In that letter, I stated that I had written to the Department of Transportation, but had not yet received a reply. On Sept. 21, I did receive a reply, to-wit:
Thank you for your concerns regarding the condition of the recently repaved area SE of Rushville on US Hwy 52. We recognize the issues and plan to be on site Monday, Sept. 24 to begin rectifying the situation.
This rather odd and apologetic response indicates to me that, sans complaints, INDOT had considered the US 52 “repav(ing)” to be complete and nothing further would have been done. This, even though the road surface had been “ground off” leaving that familiar diamond design with apparently just some liquid tar poured over it.
One week after receiving the response from Ms. Hull, a brief story appeared in the Rushville Republican which contained the following information:
“...at 8 a.m. Monday (a week later than previously announced), ...crews will start laying a special application of liquid asphalt and #11 limestone aggregate, found to be an optimum combination of stone size and application rate, covering surface defects in the travel lanes with a satisfactory surface for wintertime driving.”
“Motorists are advised to drive slowly around freshly applied liquid asphalt and the UPSIZED (my caps) aggregate. The asphalt can splatter onto tires and vehicle finishes. Loose stone can damage cars and windows.”

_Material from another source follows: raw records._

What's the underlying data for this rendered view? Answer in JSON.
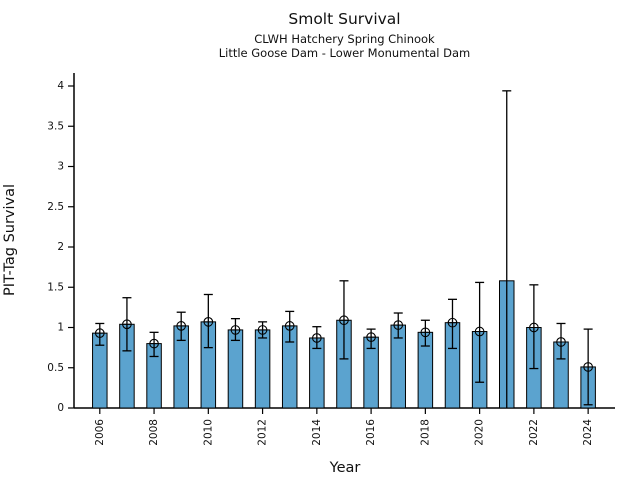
{
  "header": {
    "title": "Smolt Survival",
    "subtitle1": "CLWH Hatchery Spring Chinook",
    "subtitle2": "Little Goose Dam - Lower Monumental Dam"
  },
  "chart_data": {
    "type": "bar",
    "title": "Smolt Survival",
    "subtitle": [
      "CLWH Hatchery Spring Chinook",
      "Little Goose Dam - Lower Monumental Dam"
    ],
    "xlabel": "Year",
    "ylabel": "PIT-Tag Survival",
    "ylim": [
      0,
      4
    ],
    "ytick_step": 0.5,
    "grid": false,
    "legend": "none",
    "bar_color": "#5ba3cf",
    "bar_edge_color": "#000000",
    "error_color": "#000000",
    "categories": [
      2006,
      2007,
      2008,
      2009,
      2010,
      2011,
      2012,
      2013,
      2014,
      2015,
      2016,
      2017,
      2018,
      2019,
      2020,
      2021,
      2022,
      2023,
      2024
    ],
    "xtick_labels": [
      "2006",
      "2008",
      "2010",
      "2012",
      "2014",
      "2016",
      "2018",
      "2020",
      "2022",
      "2024"
    ],
    "values": [
      0.93,
      1.04,
      0.8,
      1.02,
      1.07,
      0.97,
      0.97,
      1.02,
      0.87,
      1.09,
      0.88,
      1.03,
      0.94,
      1.06,
      0.95,
      1.58,
      1.0,
      0.82,
      0.51
    ],
    "err_low": [
      0.78,
      0.71,
      0.64,
      0.84,
      0.75,
      0.84,
      0.87,
      0.82,
      0.74,
      0.61,
      0.74,
      0.87,
      0.77,
      0.74,
      0.32,
      0.0,
      0.49,
      0.61,
      0.04
    ],
    "err_high": [
      1.05,
      1.37,
      0.94,
      1.19,
      1.41,
      1.11,
      1.07,
      1.2,
      1.01,
      1.58,
      0.98,
      1.18,
      1.09,
      1.35,
      1.56,
      3.94,
      1.53,
      1.05,
      0.98
    ],
    "marker_visible": [
      true,
      true,
      true,
      true,
      true,
      true,
      true,
      true,
      true,
      true,
      true,
      true,
      true,
      true,
      true,
      false,
      true,
      true,
      true
    ]
  }
}
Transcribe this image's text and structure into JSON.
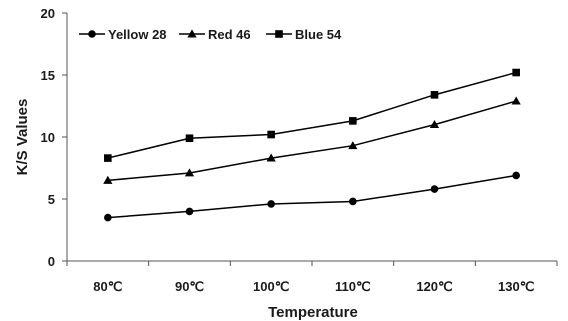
{
  "chart_data": {
    "type": "line",
    "title": "",
    "xlabel": "Temperature",
    "ylabel": "K/S Values",
    "categories": [
      "80℃",
      "90℃",
      "100℃",
      "110℃",
      "120℃",
      "130℃"
    ],
    "ylim": [
      0,
      20
    ],
    "yticks": [
      0,
      5,
      10,
      15,
      20
    ],
    "grid": false,
    "legend_position": "top-left",
    "series": [
      {
        "name": "Yellow 28",
        "marker": "circle",
        "color": "#000000",
        "values": [
          3.5,
          4.0,
          4.6,
          4.8,
          5.8,
          6.9
        ]
      },
      {
        "name": "Red 46",
        "marker": "triangle",
        "color": "#000000",
        "values": [
          6.5,
          7.1,
          8.3,
          9.3,
          11.0,
          12.9
        ]
      },
      {
        "name": "Blue 54",
        "marker": "square",
        "color": "#000000",
        "values": [
          8.3,
          9.9,
          10.2,
          11.3,
          13.4,
          15.2
        ]
      }
    ]
  }
}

I’d like to cite here comments made to me by readers, but space limitations prevent that. Those comments are from insurance agents, residents along the highways, and general road users. Write me and I’ll send them to you via e-mail.

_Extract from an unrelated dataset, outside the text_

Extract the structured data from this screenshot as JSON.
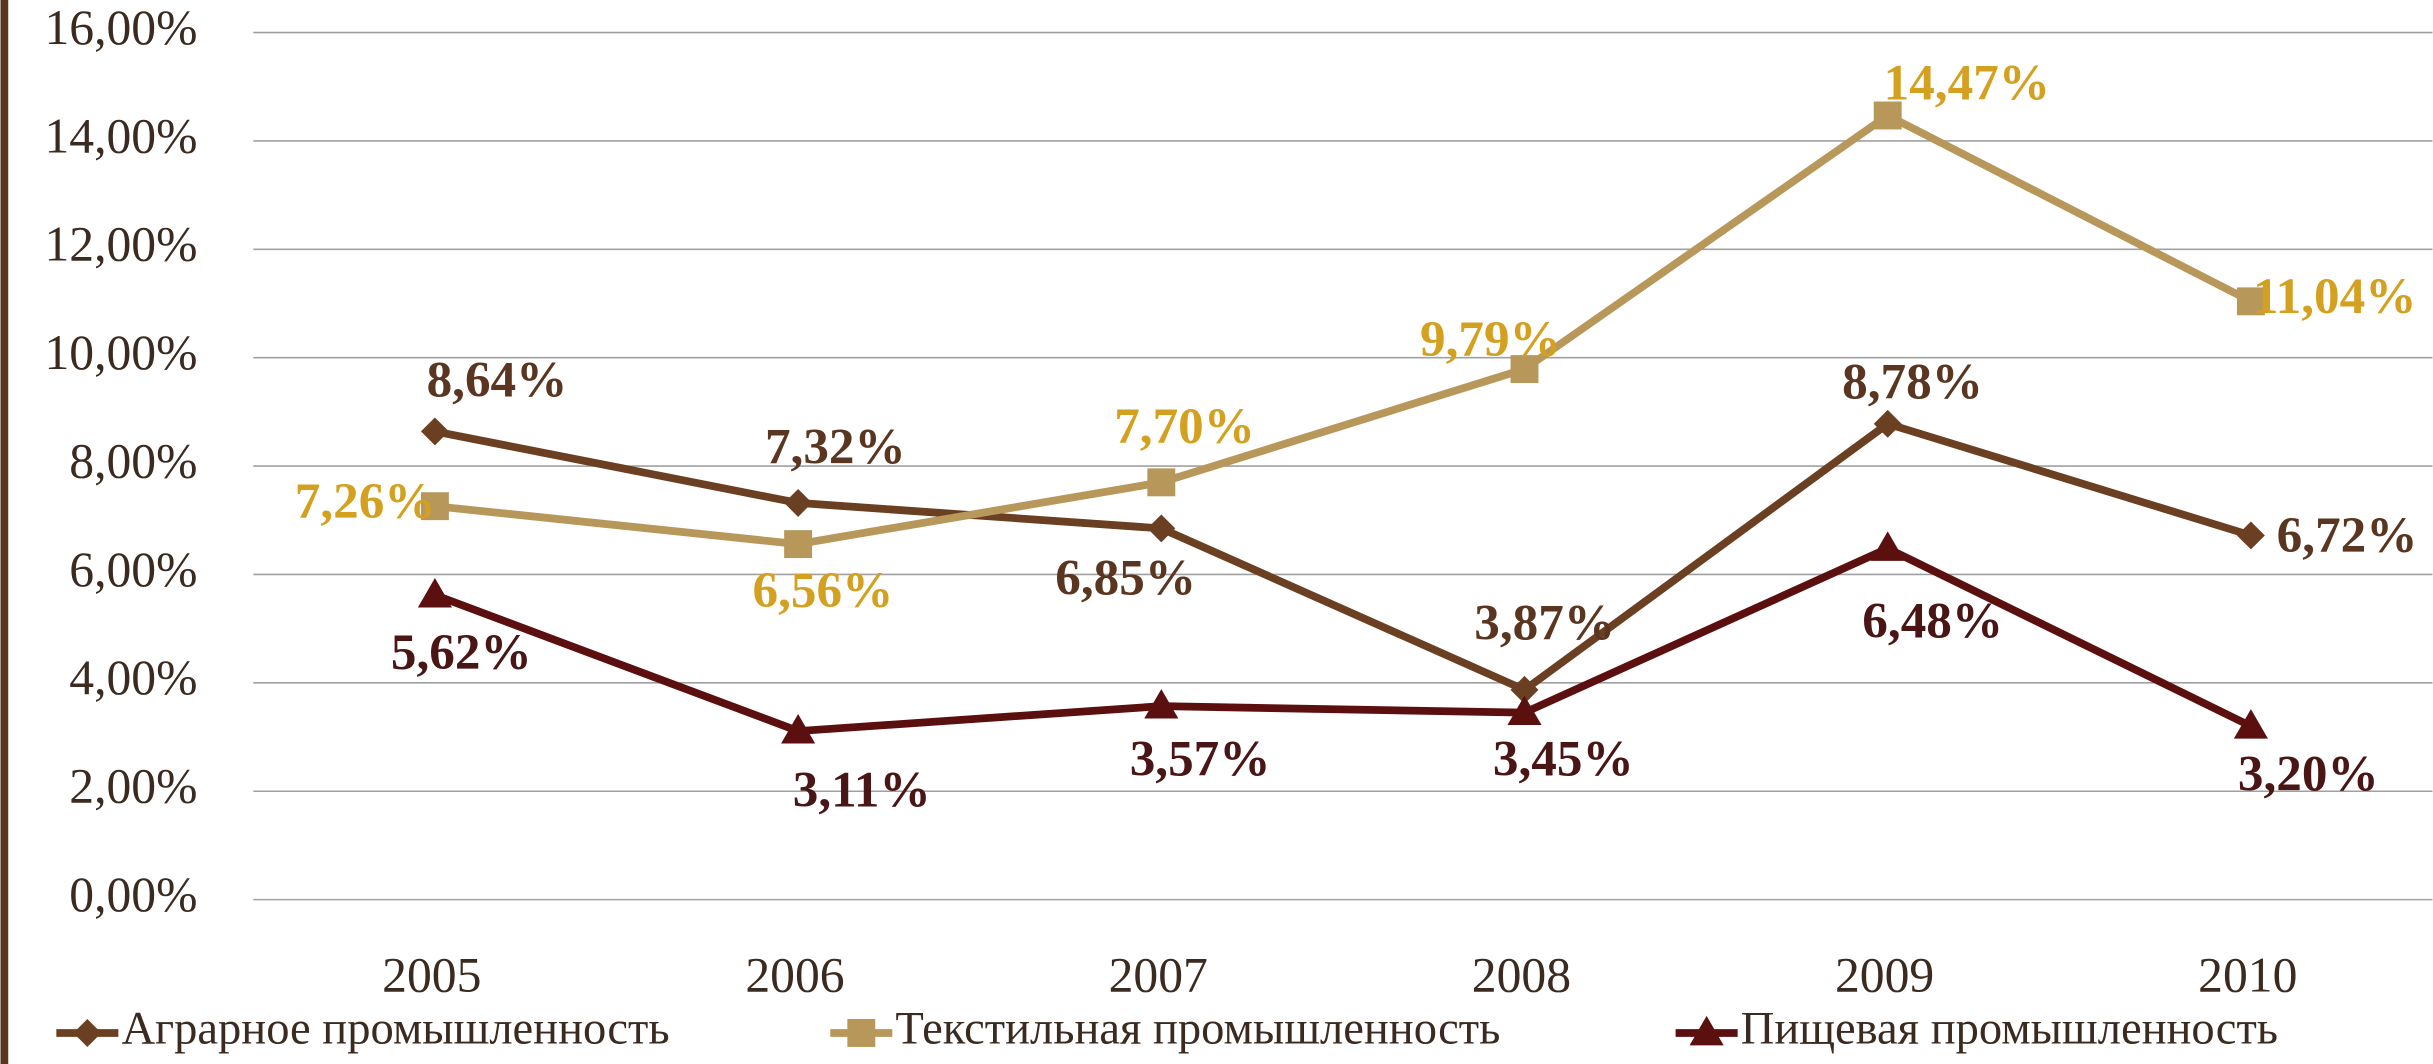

The work now being belatedly done on US Hwy 52 will utilize “upsized aggregate” suitable for “wintertime” driving. I take these to be code words meaning a surface that is noisier, rougher and guaranteed to wear your tires out sooner.
Conclusion: INDOT presumably saves money, but you pay more while at the same time enduring the ugliness, noise and excessive tire wear incurred by the dreadful chip-seal method of resurfacing our highways.